RAM: 2x DDR4 2400 8G
I will get more RAM when the cost goes down a bit. Currently the memory price is just too expansive.
SSD: Samsung Evo 860 500G
Just get a decent SSD with >= 500G. Absolutely no HDD, as this will significantly lower the performance. Samsung's SSDs are renowned for speed and stability.
Power Supply: 850W Gold-rated
Maybe 850W is too much for my config, but it is always better to choose power supply with abundant output. A cheap low-quality low-power output supply can actually destroy the whole system! I roughly estimated 100W for CPU, 200W for each GPU, and 100W for the rest. This is 600W in total, and I wanted 200W margin just to be safe, but 700W+ should have worked just fine. For dual GTX 1080 Ti configuration, you may want to get at least 850W or more.
Case: ATX Mid-Tower
Choose whatever you like as long as it is large enough to fit two GPUs and the motherboard. Most of ATX mid-tower cases should do.
Note that you should select a case with lots of fans and ventilation for cooling. I made a mistake of getting a case that wasn't so good in cooling, and the GPU temperature went up to 90C or more, so I had to buy and install additional fans to cool them down. It is very important to keep them cool enough, probably below 85C at full load. With GTX 1080 Ti GPUs, I imagine that cooling will be even more critical.

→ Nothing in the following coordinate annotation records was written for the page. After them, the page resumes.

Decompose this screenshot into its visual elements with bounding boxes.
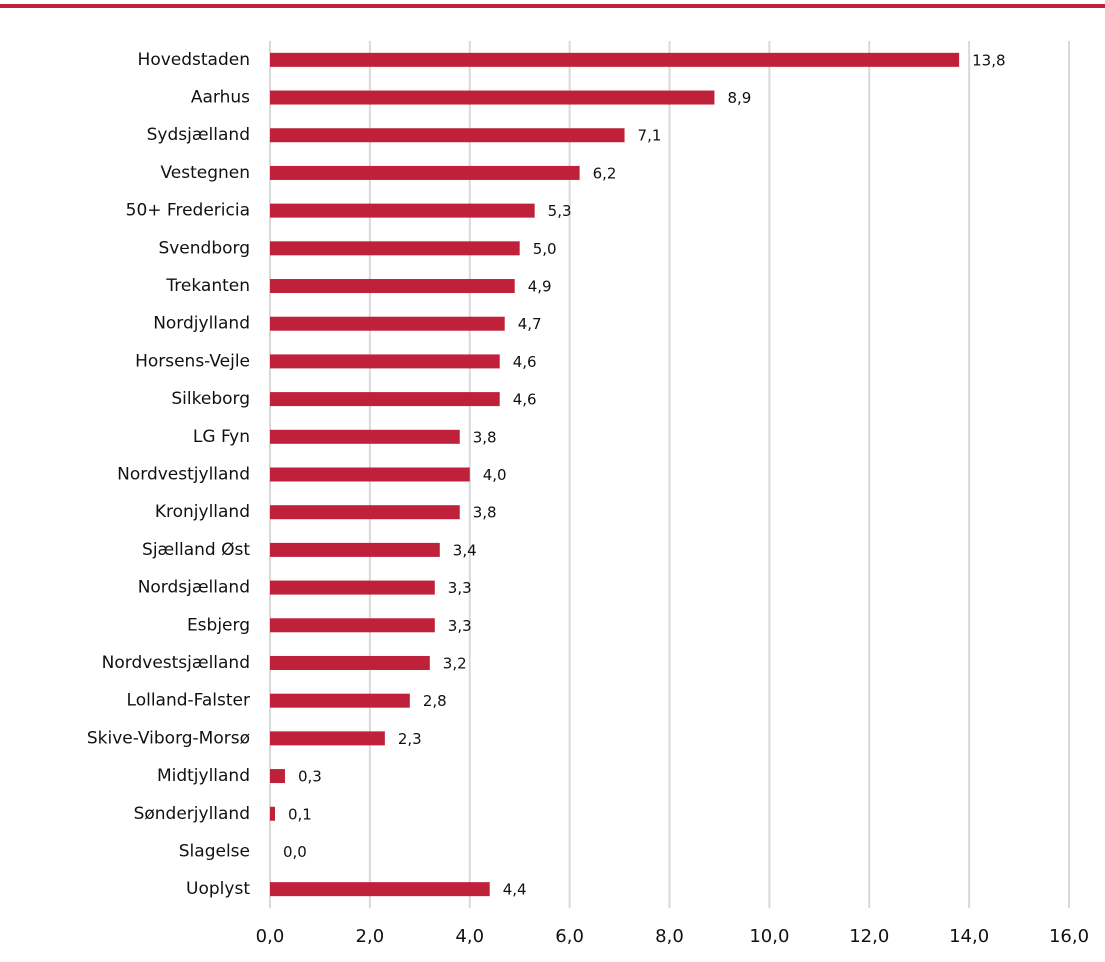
- bar: [270, 429, 460, 444]
- bar: [270, 467, 470, 482]
- bar: [270, 241, 520, 256]
- x-tick-label: 6,0: [555, 926, 584, 947]
- bar: [270, 769, 285, 784]
- value-label: 0,0: [283, 843, 307, 861]
- value-label: 4,6: [513, 353, 537, 371]
- bar: [270, 316, 505, 331]
- y-tick-label: Trekanten: [165, 276, 250, 296]
- bar: [270, 90, 715, 105]
- x-tick-label: 0,0: [256, 926, 285, 947]
- value-label: 4,4: [503, 881, 527, 899]
- y-tick-label: Kronjylland: [155, 502, 250, 522]
- value-label: 13,8: [972, 51, 1005, 69]
- bar: [270, 505, 460, 520]
- y-tick-label: Nordvestjylland: [117, 465, 250, 485]
- bar: [270, 128, 625, 143]
- y-tick-label: Midtjylland: [157, 766, 250, 786]
- value-label: 3,8: [473, 504, 497, 522]
- y-tick-label: Lolland-Falster: [127, 691, 250, 711]
- bar: [270, 165, 580, 180]
- value-label: 5,3: [548, 202, 572, 220]
- y-tick-label: Slagelse: [179, 841, 250, 861]
- value-label: 7,1: [638, 127, 662, 145]
- value-label: 3,3: [448, 579, 472, 597]
- value-label: 4,9: [528, 278, 552, 296]
- y-tick-label: Esbjerg: [187, 615, 250, 635]
- y-tick-label: Sydsjælland: [147, 125, 250, 145]
- bar: [270, 882, 490, 897]
- value-label: 2,3: [398, 730, 422, 748]
- top-rule: [0, 4, 1105, 8]
- x-tick-label: 8,0: [655, 926, 684, 947]
- y-tick-label: Horsens-Vejle: [135, 351, 250, 371]
- y-tick-label: Hovedstaden: [138, 50, 250, 70]
- bar: [270, 618, 435, 633]
- bar: [270, 279, 515, 294]
- x-tick-label: 10,0: [749, 926, 789, 947]
- x-tick-label: 4,0: [455, 926, 484, 947]
- bar: [270, 580, 435, 595]
- bar: [270, 693, 410, 708]
- bar: [270, 542, 440, 557]
- bar: [270, 52, 960, 67]
- x-tick-label: 12,0: [849, 926, 889, 947]
- value-label: 8,9: [727, 89, 751, 107]
- value-label: 3,8: [473, 428, 497, 446]
- x-tick-label: 2,0: [356, 926, 385, 947]
- bar: [270, 203, 535, 218]
- value-label: 0,3: [298, 768, 322, 786]
- y-tick-label: Sjælland Øst: [142, 540, 250, 560]
- value-label: 3,2: [443, 654, 467, 672]
- bar: [270, 392, 500, 407]
- value-label: 6,2: [593, 164, 617, 182]
- value-label: 3,3: [448, 617, 472, 635]
- value-label: 4,6: [513, 391, 537, 409]
- y-tick-label: Skive-Viborg-Morsø: [87, 728, 250, 748]
- value-label: 0,1: [288, 805, 312, 823]
- value-label: 2,8: [423, 692, 447, 710]
- value-label: 3,4: [453, 541, 477, 559]
- y-tick-label: 50+ Fredericia: [126, 201, 250, 221]
- x-tick-label: 14,0: [949, 926, 989, 947]
- y-tick-label: Aarhus: [191, 88, 250, 108]
- y-tick-label: LG Fyn: [193, 427, 250, 447]
- x-tick-label: 16,0: [1049, 926, 1089, 947]
- y-tick-label: Sønderjylland: [134, 804, 250, 824]
- bar: [270, 731, 385, 746]
- value-label: 4,0: [483, 466, 507, 484]
- y-tick-label: Silkeborg: [171, 389, 250, 409]
- bar: [270, 354, 500, 369]
- bar: [270, 655, 430, 670]
- y-tick-label: Uoplyst: [186, 879, 250, 899]
- y-tick-label: Nordjylland: [153, 314, 250, 334]
- y-tick-label: Nordsjælland: [138, 578, 250, 598]
- y-tick-label: Svendborg: [158, 238, 250, 258]
- value-label: 4,7: [518, 315, 542, 333]
- y-tick-label: Nordvestsjælland: [102, 653, 250, 673]
- bar: [270, 806, 275, 821]
- value-label: 5,0: [533, 240, 557, 258]
- y-tick-label: Vestegnen: [160, 163, 250, 183]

OK, so the grand total excluding monitor/mouse/keyboards, etc is a bit more than $1900 before tax. With this config, you can train a network that requires up to 16GB of VRAM, since you have 2x GTX 1080 8G, although you will need to make sure to distribute the work load between the two GPUs manually in the code.
I installed Ubuntu 16.04 LTS for now, although I may switch to Cent OS later on. After installing NVIDIA CUDA toolkit, I can successfully detect both GPUs and use them simultaneously with no problem. I did not connect them with SLI though, since it is not needed for my purpose.
Good luck with configuring your system!